Guy also previously served on the N.C. Banking Commission under Governor’s Hunt, Martin, Easley, and Perdue. He is the past president of the Neuse River Council of Governments, past member of the Local Government Advocacy Council, and former Mayor and Councilman of the City of Jacksonville.
The Raleigh News and Observer announced Guy’s appointment with the headline, Gov. Cooper Picks Coastal Mayor, Once a Convicted Felon, to Lead ABC Commission. The N&O reported that Guy spent three months in prison in 1990 “for fraudulently billing clients of his insurance agency for nearly $16,000.” Former Republican Gov. Jim Martin commuted Guy’s sentence and later pardoned him.
The N&O story also noted a statement released by the N.C. Republican Party criticizing Cooper’s choice of Guy. The statement read, “Really? Gov. Roy Cooper is replacing the Honorable Lt. Gov. Jim Gardner with a convicted felon who will oversee staffers and a large state budget?”

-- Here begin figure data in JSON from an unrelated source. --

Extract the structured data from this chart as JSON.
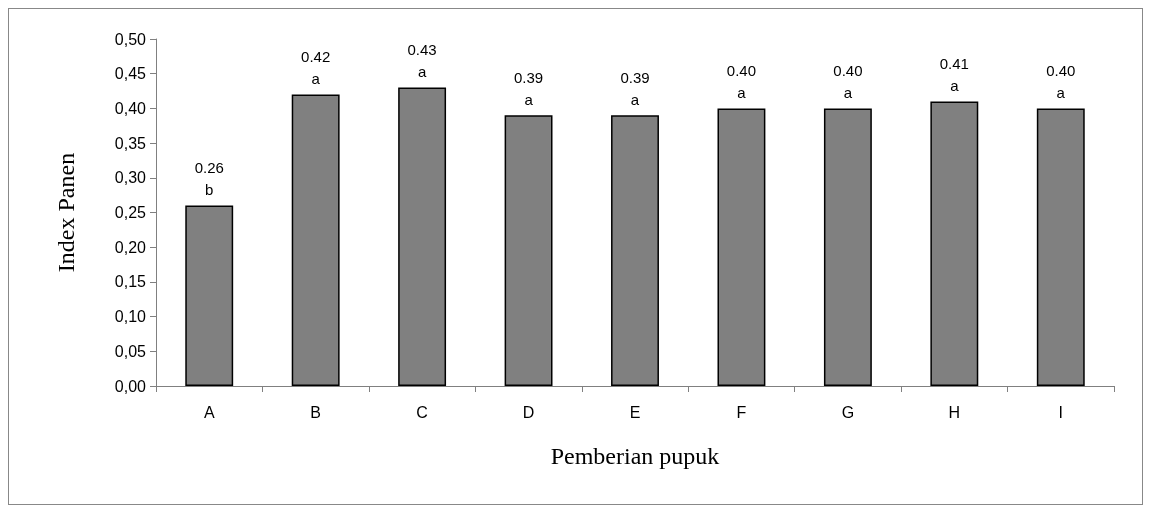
{
  "chart_data": {
    "type": "bar",
    "xlabel": "Pemberian pupuk",
    "ylabel": "Index Panen",
    "categories": [
      "A",
      "B",
      "C",
      "D",
      "E",
      "F",
      "G",
      "H",
      "I"
    ],
    "values": [
      0.26,
      0.42,
      0.43,
      0.39,
      0.39,
      0.4,
      0.4,
      0.41,
      0.4
    ],
    "value_labels": [
      "0.26\nb",
      "0.42\na",
      "0.43\na",
      "0.39\na",
      "0.39\na",
      "0.40\na",
      "0.40\na",
      "0.41\na",
      "0.40\na"
    ],
    "color": "#808080",
    "ylim": [
      0,
      0.5
    ],
    "yticks": [
      {
        "value": 0,
        "label": "0,00"
      },
      {
        "value": 0.05,
        "label": "0,05"
      },
      {
        "value": 0.1,
        "label": "0,10"
      },
      {
        "value": 0.15,
        "label": "0,15"
      },
      {
        "value": 0.2,
        "label": "0,20"
      },
      {
        "value": 0.25,
        "label": "0,25"
      },
      {
        "value": 0.3,
        "label": "0,30"
      },
      {
        "value": 0.35,
        "label": "0,35"
      },
      {
        "value": 0.4,
        "label": "0,40"
      },
      {
        "value": 0.45,
        "label": "0,45"
      },
      {
        "value": 0.5,
        "label": "0,50"
      }
    ],
    "grid": false
  }
}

Dr. Creech said he felt that kind of politics was misguided. “I was saddened at the response to Guy’s appointment,” he said. “I’m a Republican. And I certainly agree that Jim Gardner, the former chairman, was stupendous – nobody better. I also have many disagreements with the Governor, and ethically question many of his actions. I further commend my fellow Republicans for their commitment to high standards. What I don’t agree with, however, is the suggestion that if a man makes a grievous error in life, he shouldn’t ever serve in high office.”

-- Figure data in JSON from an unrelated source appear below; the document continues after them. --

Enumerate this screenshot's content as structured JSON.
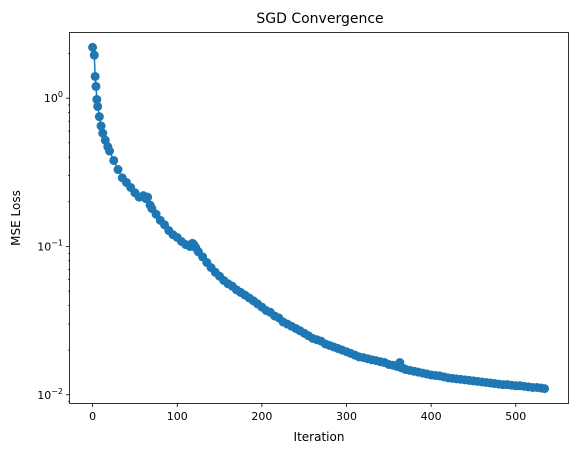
{
  "chart_data": {
    "type": "line",
    "title": "SGD Convergence",
    "xlabel": "Iteration",
    "ylabel": "MSE Loss",
    "yscale": "log",
    "xlim": [
      -26.7,
      561.7
    ],
    "ylim": [
      0.0088,
      2.75
    ],
    "x_ticks": [
      0,
      100,
      200,
      300,
      400,
      500
    ],
    "x_tick_labels": [
      "0",
      "100",
      "200",
      "300",
      "400",
      "500"
    ],
    "y_ticks": [
      0.01,
      0.1,
      1
    ],
    "y_tick_labels": [
      "10",
      "10",
      "10"
    ],
    "y_tick_exponents": [
      "−2",
      "−1",
      "0"
    ],
    "grid": false,
    "legend": "none",
    "series": [
      {
        "color": "#1f77b4",
        "marker": "circle",
        "x": [
          0,
          2,
          3,
          4,
          5,
          6,
          8,
          10,
          12,
          15,
          18,
          20,
          25,
          30,
          35,
          40,
          45,
          50,
          55,
          60,
          63,
          65,
          68,
          70,
          75,
          80,
          85,
          90,
          95,
          100,
          105,
          110,
          115,
          118,
          120,
          122,
          125,
          130,
          135,
          140,
          145,
          150,
          155,
          160,
          165,
          170,
          175,
          180,
          185,
          190,
          195,
          200,
          205,
          210,
          215,
          220,
          225,
          230,
          235,
          240,
          245,
          250,
          255,
          260,
          265,
          270,
          275,
          280,
          285,
          290,
          295,
          300,
          305,
          310,
          315,
          320,
          325,
          330,
          335,
          340,
          345,
          350,
          355,
          360,
          363,
          365,
          368,
          370,
          375,
          380,
          385,
          390,
          395,
          400,
          405,
          410,
          415,
          420,
          425,
          430,
          435,
          440,
          445,
          450,
          455,
          460,
          465,
          470,
          475,
          480,
          485,
          490,
          495,
          500,
          505,
          510,
          515,
          520,
          525,
          530,
          534
        ],
        "y": [
          2.2,
          1.95,
          1.4,
          1.2,
          0.98,
          0.88,
          0.75,
          0.65,
          0.58,
          0.52,
          0.47,
          0.44,
          0.38,
          0.33,
          0.29,
          0.27,
          0.25,
          0.23,
          0.215,
          0.22,
          0.21,
          0.215,
          0.19,
          0.18,
          0.165,
          0.15,
          0.14,
          0.128,
          0.12,
          0.115,
          0.108,
          0.103,
          0.1,
          0.105,
          0.102,
          0.098,
          0.092,
          0.085,
          0.078,
          0.072,
          0.067,
          0.063,
          0.059,
          0.056,
          0.054,
          0.051,
          0.049,
          0.047,
          0.045,
          0.043,
          0.041,
          0.039,
          0.037,
          0.036,
          0.034,
          0.033,
          0.031,
          0.03,
          0.029,
          0.028,
          0.027,
          0.026,
          0.025,
          0.024,
          0.0235,
          0.023,
          0.022,
          0.0215,
          0.021,
          0.0205,
          0.02,
          0.0195,
          0.019,
          0.0185,
          0.018,
          0.0178,
          0.0175,
          0.0172,
          0.017,
          0.0167,
          0.0165,
          0.016,
          0.0158,
          0.0155,
          0.0165,
          0.0152,
          0.015,
          0.0148,
          0.0146,
          0.0144,
          0.0142,
          0.014,
          0.0138,
          0.0136,
          0.0135,
          0.0134,
          0.0132,
          0.013,
          0.0129,
          0.0128,
          0.0127,
          0.0126,
          0.0125,
          0.0124,
          0.0123,
          0.0122,
          0.0121,
          0.012,
          0.0119,
          0.0118,
          0.0117,
          0.0117,
          0.0116,
          0.0115,
          0.0115,
          0.0114,
          0.0113,
          0.0112,
          0.0112,
          0.0111,
          0.011
        ]
      }
    ]
  }
}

Creech went on to add, “I strongly believe in redemption. People can change. They can learn from their failures. In fact, our failures can have a way of waking us up, getting us on the right track, and remaking us into better persons than we would have been if we had never failed. Don’t misunderstand me. I don’t think we ought to hand over the keys without a verification of change. Still, when a man has acknowledged with remorse his wrong as Guy has – having told the Raleigh N&O in 2009 when first appointed to the Commission he was “ashamed” of it. And then over a course of time, he proves himself, living an exemplary life; I believe it’s wrong for us to call unclean what God has called clean. Redemption is about God reclaiming life for service to Him and our fellowman. I believe this with all of my heart. I tell you, this is a large part of the hope of the Gospel message.”
After being sworn-in as chairman, Guy gave a short speech, which consisted mostly his expressions of appreciation for the opportunity given him to serve.
He said he was raised in a family where his parents had urged him to “give back to the community.” Guy’s father A.D. Guy was a former state senator.
Guy said he wished that his father, who was deceased, could have been present for the ceremony. But he hoped that he might have been watching from heaven.
Chairman Guy concluded his remarks with a poem titled The Human Touch. He said its words essentially encapsulated the kind of public service he wanted to render.
It’s the human touch in this world that counts,
a touch of your hand in mine.
It means more to a fainting heart,
than bread, shelter, and wine
For shelter is gone and the night is ore,
And bread lasts only a day.
But the touch of your hand and the
sound of your voice,
will live in my life always.
Guy shared in an interview with WWAY News some of his goals as ABC chair. “I want to be sure that, number one, I’m concerned about underage drinking,” he said. “I’m concerned that people drink responsibly. That they don’t drink and drive. And I think it’s all about education…we’ve got to continue to educate the folks.”
Dr. Creech urged Christian Action League supporters to pray for Guy and the other ABC Commissioners.
He added that he was also very concerned “there are forces in our state that want to undermine our state’s ABC system. But even though that system has some problems, its controls and regulations on alcohol marketing, the checks it provides on the alcohol industry, are essential to protecting the public’s health from the scourge of alcohol use and abuse.”